TELE1’de yayınlanan Burçin Atılgan’ın hazırlayıp sunduğu Kayıt Dışı programına, bu akşam Zafer Partisi Genel Başkanı Prof. Dr. Ümit Özdağ konuk oldu. Özdağ, Suriyelilerin ülkelerine dönüş sürecini değerlendirdi.
Prof. Dr. Ümit Özdağ, Türkiye’nin de terör örgütü olarak nitelendirdiği HTŞ’nin Esad’ı düşürmesinin ardından ülkelerine dönen Suriyelilerin sayısını, Suriye’ye dönüşlerin devam edip etmeyeceğini, Suriye’yi nasıl bir geleceğin beklediğini ve Zafer Partisi’nin Suriyelileri geri göndermek için nasıl bir planı olduğunu anlattı.
Özdağ, Rusya'nın Suriye'ye neden destek vermediği sorusuna da yanıt verdi. Özdağ şöyle konuştu:
Rusya uçaklarının sayısı azalmıştı. Büyük bir bölümünü Ukrayna için geri çağırmıştı. Ortada bir pazarlık olduğu da anlaşıldı. Biz vurmayacağız ama kalacağız da pazarlığı yapılmış olduğu anlaşılıyor.
HAKAN FİDAN NEDEN SURİYE'YE GİTMEDİ?
Bakın bu da çok önemli: Bir örgütü kim kurduysa, genetiğini kim biliyorsa kontrol ondandır. HTŞ’yi de, El Nusra’yı da, IŞİD’i de, El Kaide’yi de Türkiye kurmadı. HTŞ ile ilişkiler 2017 sonrasında İdlip çerçevesinde başladı. Onlar da gerilimli ilişkilerdi. Biz lojistiği HTŞ üzerinden sağladık. Bu para karşılığı yapılan bir lojistikti. HTŞ de bu dönemde ABD istihbaratıyla iş birliği yaparak, İdlip’teki IŞİD lider kadrosunun Amerikalılar tarafından yok edilmesinin önüne açtı. Yani geçmişe dayanan bir ilişki.

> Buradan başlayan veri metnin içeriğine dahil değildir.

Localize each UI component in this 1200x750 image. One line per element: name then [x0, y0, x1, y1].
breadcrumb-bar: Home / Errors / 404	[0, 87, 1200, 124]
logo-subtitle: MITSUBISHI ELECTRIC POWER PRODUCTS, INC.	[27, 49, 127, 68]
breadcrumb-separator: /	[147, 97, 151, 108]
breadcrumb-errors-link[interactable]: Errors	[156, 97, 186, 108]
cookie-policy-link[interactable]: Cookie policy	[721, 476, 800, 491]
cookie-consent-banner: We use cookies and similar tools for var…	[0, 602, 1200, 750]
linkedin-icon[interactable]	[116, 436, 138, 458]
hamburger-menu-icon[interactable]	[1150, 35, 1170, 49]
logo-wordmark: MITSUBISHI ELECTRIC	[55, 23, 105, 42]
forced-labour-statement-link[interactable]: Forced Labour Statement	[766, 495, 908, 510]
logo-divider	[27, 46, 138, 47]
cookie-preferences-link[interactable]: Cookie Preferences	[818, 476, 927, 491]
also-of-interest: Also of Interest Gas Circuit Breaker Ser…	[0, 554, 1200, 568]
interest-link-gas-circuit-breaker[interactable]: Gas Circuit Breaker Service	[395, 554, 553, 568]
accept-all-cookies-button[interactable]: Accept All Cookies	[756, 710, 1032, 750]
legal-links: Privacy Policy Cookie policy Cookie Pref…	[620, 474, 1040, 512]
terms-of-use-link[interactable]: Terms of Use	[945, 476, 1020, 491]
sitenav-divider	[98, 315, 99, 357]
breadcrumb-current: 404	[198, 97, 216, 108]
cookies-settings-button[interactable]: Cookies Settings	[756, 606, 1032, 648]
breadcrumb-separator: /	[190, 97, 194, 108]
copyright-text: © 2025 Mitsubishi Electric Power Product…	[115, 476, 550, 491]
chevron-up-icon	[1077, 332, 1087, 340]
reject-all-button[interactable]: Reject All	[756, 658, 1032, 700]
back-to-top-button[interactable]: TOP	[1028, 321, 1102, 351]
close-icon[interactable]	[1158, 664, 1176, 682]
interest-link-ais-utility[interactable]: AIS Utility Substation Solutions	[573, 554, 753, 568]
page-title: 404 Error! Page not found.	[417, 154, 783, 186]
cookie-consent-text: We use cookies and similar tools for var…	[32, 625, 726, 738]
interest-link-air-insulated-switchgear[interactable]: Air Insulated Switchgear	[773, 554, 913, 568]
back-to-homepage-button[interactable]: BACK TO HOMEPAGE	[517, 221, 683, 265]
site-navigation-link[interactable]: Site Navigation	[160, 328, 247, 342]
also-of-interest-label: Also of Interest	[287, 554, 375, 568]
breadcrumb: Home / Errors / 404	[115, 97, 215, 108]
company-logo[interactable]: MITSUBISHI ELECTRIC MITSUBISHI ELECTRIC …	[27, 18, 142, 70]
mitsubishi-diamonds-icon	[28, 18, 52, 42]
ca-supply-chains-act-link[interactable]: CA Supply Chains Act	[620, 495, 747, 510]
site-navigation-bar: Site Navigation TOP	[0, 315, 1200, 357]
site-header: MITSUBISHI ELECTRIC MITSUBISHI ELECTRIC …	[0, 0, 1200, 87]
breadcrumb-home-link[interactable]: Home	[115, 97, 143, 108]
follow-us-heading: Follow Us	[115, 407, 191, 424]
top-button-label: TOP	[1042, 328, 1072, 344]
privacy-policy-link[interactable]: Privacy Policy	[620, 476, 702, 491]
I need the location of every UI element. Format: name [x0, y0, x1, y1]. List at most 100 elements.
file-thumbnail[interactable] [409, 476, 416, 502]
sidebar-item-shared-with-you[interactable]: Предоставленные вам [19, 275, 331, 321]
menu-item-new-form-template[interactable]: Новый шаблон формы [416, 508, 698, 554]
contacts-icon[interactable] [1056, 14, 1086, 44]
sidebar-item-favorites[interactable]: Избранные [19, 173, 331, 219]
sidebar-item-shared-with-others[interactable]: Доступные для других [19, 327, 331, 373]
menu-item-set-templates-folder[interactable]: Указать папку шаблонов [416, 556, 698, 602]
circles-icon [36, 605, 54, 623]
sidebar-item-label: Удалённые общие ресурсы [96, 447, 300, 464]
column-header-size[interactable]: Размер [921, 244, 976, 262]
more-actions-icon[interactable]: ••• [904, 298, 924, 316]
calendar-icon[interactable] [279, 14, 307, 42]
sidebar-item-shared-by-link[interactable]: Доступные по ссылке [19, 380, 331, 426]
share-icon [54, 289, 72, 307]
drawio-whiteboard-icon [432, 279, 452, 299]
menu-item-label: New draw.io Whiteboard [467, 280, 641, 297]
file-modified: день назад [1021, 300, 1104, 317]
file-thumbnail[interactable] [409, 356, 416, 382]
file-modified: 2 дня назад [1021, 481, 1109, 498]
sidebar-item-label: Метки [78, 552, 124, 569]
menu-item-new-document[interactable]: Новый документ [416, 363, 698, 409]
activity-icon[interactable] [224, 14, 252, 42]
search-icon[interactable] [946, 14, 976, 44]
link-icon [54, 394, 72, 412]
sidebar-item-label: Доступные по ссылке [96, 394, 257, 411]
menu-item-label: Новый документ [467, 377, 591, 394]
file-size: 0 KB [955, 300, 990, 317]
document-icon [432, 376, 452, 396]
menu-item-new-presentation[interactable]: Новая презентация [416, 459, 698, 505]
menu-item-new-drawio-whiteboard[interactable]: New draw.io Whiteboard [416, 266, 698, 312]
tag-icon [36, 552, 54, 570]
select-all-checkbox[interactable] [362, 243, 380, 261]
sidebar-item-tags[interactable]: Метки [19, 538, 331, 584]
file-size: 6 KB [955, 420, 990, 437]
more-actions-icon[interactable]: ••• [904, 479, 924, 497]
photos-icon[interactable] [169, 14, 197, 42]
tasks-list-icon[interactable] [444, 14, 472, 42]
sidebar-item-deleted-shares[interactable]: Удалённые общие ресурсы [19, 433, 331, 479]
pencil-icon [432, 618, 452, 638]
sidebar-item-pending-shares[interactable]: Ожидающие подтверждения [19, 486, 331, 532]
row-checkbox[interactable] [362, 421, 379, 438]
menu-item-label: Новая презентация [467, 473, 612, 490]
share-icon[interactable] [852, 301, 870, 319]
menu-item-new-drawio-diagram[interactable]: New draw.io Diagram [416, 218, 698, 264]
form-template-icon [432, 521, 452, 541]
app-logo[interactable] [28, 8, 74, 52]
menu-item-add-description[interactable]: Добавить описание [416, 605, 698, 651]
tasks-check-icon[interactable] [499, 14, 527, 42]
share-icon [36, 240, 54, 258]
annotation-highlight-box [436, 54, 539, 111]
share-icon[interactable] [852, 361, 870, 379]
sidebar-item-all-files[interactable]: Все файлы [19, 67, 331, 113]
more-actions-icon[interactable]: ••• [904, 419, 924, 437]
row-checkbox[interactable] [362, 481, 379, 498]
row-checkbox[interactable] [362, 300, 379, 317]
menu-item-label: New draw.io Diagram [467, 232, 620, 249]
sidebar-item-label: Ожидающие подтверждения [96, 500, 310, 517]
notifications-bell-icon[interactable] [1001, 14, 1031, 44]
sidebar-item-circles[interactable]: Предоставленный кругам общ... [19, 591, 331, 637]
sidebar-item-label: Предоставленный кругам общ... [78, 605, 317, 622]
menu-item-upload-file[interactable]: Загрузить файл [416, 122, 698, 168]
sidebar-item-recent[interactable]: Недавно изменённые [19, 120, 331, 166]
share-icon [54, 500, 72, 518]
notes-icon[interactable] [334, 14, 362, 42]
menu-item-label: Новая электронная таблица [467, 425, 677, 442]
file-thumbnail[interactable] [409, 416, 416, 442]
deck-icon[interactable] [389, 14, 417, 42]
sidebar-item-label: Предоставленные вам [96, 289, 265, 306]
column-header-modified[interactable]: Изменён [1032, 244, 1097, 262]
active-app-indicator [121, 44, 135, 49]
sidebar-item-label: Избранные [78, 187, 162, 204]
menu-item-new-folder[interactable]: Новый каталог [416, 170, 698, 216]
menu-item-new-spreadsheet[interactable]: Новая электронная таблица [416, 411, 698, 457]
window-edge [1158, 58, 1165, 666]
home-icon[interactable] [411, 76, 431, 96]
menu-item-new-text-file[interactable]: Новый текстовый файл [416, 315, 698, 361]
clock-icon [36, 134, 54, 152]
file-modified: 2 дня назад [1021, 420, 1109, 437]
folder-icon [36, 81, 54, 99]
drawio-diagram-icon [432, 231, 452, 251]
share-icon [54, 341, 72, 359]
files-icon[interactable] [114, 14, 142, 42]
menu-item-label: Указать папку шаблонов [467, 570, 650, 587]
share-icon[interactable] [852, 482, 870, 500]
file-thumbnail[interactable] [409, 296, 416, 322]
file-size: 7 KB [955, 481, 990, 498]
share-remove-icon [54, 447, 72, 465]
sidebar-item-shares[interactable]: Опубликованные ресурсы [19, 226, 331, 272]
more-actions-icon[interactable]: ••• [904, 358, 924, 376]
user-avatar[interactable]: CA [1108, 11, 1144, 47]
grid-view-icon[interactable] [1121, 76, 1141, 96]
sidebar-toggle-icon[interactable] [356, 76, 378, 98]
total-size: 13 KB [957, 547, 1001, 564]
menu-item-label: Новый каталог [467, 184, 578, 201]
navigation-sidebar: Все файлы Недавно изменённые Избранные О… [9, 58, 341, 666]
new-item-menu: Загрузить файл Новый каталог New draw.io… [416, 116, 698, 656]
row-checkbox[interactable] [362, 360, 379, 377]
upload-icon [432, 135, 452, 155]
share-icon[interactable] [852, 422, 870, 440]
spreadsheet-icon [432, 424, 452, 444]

Bu doğru bir adım değildi. Hala terör örgütü olarak tanımlıyorsanız, önce kaldırırsınız, sonra görüşürsünüz. Bir gazeteci, Nevşin Mengü YPG ele başısı ile görüşme yaptı ve sorguya çekildi. Suriye’de bizim için iki tane terör örgütü var. Biri HTŞ, diğeri YPG. HTŞ’nin başkanı ile aynı arabaya biniyorsunuz. Öbürüyle röportaj yapan gazeteciyi gözaltına alıyorsunuz. Bu doğru değil kendi yasalarımıza da aykırı.
HTŞ'nin ABD ile ilişkisi yeni başlamış bir ilişki değil, geçmişe dayanan bir ilişki. İbrahim Kalın'ın Suriye ziyaretinin doğru bir adım olmadığını söyleyen Özdağ, Terör örgütü olarak tanımlıyorsanız bu doğru bir adım değil, önce HTŞ'yi terör örgütü olmaktan kaldırırsınız sonra görüşürsünüz. Ama terör örgütü olarak tanımlarken görüşemezsiniz. Ayrıca oraya istihbarat başkanı mı gitmeliydi? Hayır istihbarat başkanı gitmemeliydi. Kim gidebilirdi? Dışişleri Bakanı gidebilirdi. Ama Dışişleri Bakanı’nın dış siyasette, bugünlerde artan profilini, iç politikada yansıma yapmasını istemiyorsanız o zaman istihbarat başkanını yollarsınız. Burada yapılan en büyük hata, her şeyi ulusal menfaatten önce parti menfaati açısından nasıl kullanırız diye bir zihniyete sahip olması.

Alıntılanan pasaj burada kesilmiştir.